The U.S. Securities and Exchange Commission (SEC) wasted no time in escalating its legal battle against Binance, the world’s largest cryptocurrency exchange. Just one day after filing a comprehensive 136-page complaint, the SEC has now motioned for a temporary restraining order to freeze the assets connected to Binance’s American subsidiary.

On Monday, the SEC hit Binance and its CEO Changpeng Zhao with 13 charges, accusing them of orchestrating an intricate network of deceit, conflicts of interest, and deliberate evasions of the law. Gary Gensler, the head of the federal agency, pulled no punches in describing the alleged wrongdoing.

Having initiated the lawsuit, the regulator swiftly followed up by submitting a fresh motion on Tuesday, seeking an order from the District of Columbia court to freeze the assets of BAM Management US Holdings and BAM Trading Services. These two entities serve as the holding and operating companies for Binance’s U.S. operations.

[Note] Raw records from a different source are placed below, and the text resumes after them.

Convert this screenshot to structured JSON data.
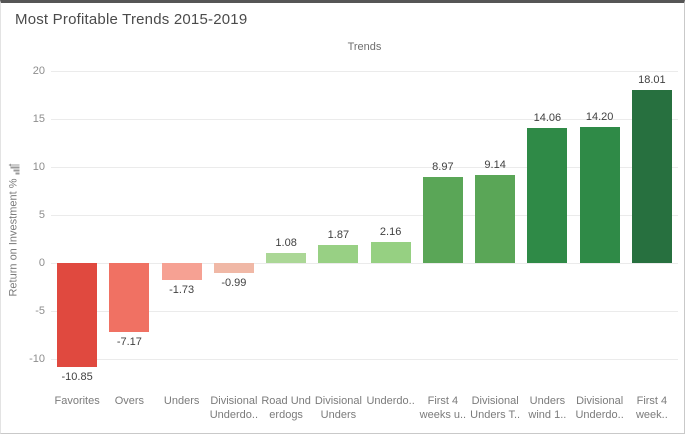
{
  "chart_data": {
    "type": "bar",
    "title": "Most Profitable Trends 2015-2019",
    "column_header": "Trends",
    "ylabel": "Return on Investment %",
    "ylim": [
      -13.1,
      20
    ],
    "yticks": [
      20,
      15,
      10,
      5,
      0,
      -5,
      -10
    ],
    "grid": true,
    "legend": "none",
    "categories": [
      "Favorites",
      "Overs",
      "Unders",
      "Divisional\nUnderdo..",
      "Road Und\nerdogs",
      "Divisional\nUnders",
      "Underdo..",
      "First 4\nweeks u..",
      "Divisional\nUnders T..",
      "Unders\nwind 1..",
      "Divisional\nUnderdo..",
      "First 4\nweek.."
    ],
    "values": [
      -10.85,
      -7.17,
      -1.73,
      -0.99,
      1.08,
      1.87,
      2.16,
      8.97,
      9.14,
      14.06,
      14.2,
      18.01
    ],
    "value_labels": [
      "-10.85",
      "-7.17",
      "-1.73",
      "-0.99",
      "1.08",
      "1.87",
      "2.16",
      "8.97",
      "9.14",
      "14.06",
      "14.20",
      "18.01"
    ],
    "bar_colors": [
      "#e0493f",
      "#f07163",
      "#f6a193",
      "#f0b8a6",
      "#abd796",
      "#98d084",
      "#96d082",
      "#5aa657",
      "#5aa657",
      "#2f8a47",
      "#2f8a47",
      "#27703f"
    ],
    "grid_color": "#ebebeb"
  },
  "icons": {
    "sort_icon": "sort-ascending-bars"
  }
}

The SEC’s filing explicitly outlined its request: “Plaintiff U.S. Securities and Exchange Commission (‘SEC’) requests that this Court issue a temporary restraining order: freezing assets (both known and unknown) of Defendant BAM Management US Holdings Inc. (‘BAM Management’) and BAM Trading Services Inc. (‘BAM Trading’) (collectively, ‘BAM’).”

In addition to the asset freeze, the SEC sought further remedies, particularly pertaining to the custody and control of customer assets held by Binance.US. The regulator argued that swift court action was crucial to safeguarding the interests of the trading platform’s customers.

“The SEC respectfully submits that this relief is necessary on an expedited basis to ensure the safety of customer assets and prevent the dissipation of available assets for any judgment given the Defendants’ years of violative conduct, disregard of the laws of the United States, evasion of regulatory oversight, and open questions about various financial transfers and the custody and control of Customer Assets—including by Defendants who claim they are not subject to the Court’s jurisdiction.”

The SEC’s legal manoeuvres against Binance highlight the agency’s determination to address what it perceives as rampant regulatory non-compliance in the cryptocurrency industry. As the case unfolds, industry observers eagerly await further developments, with potential ramifications for Binance’s operations in the United States.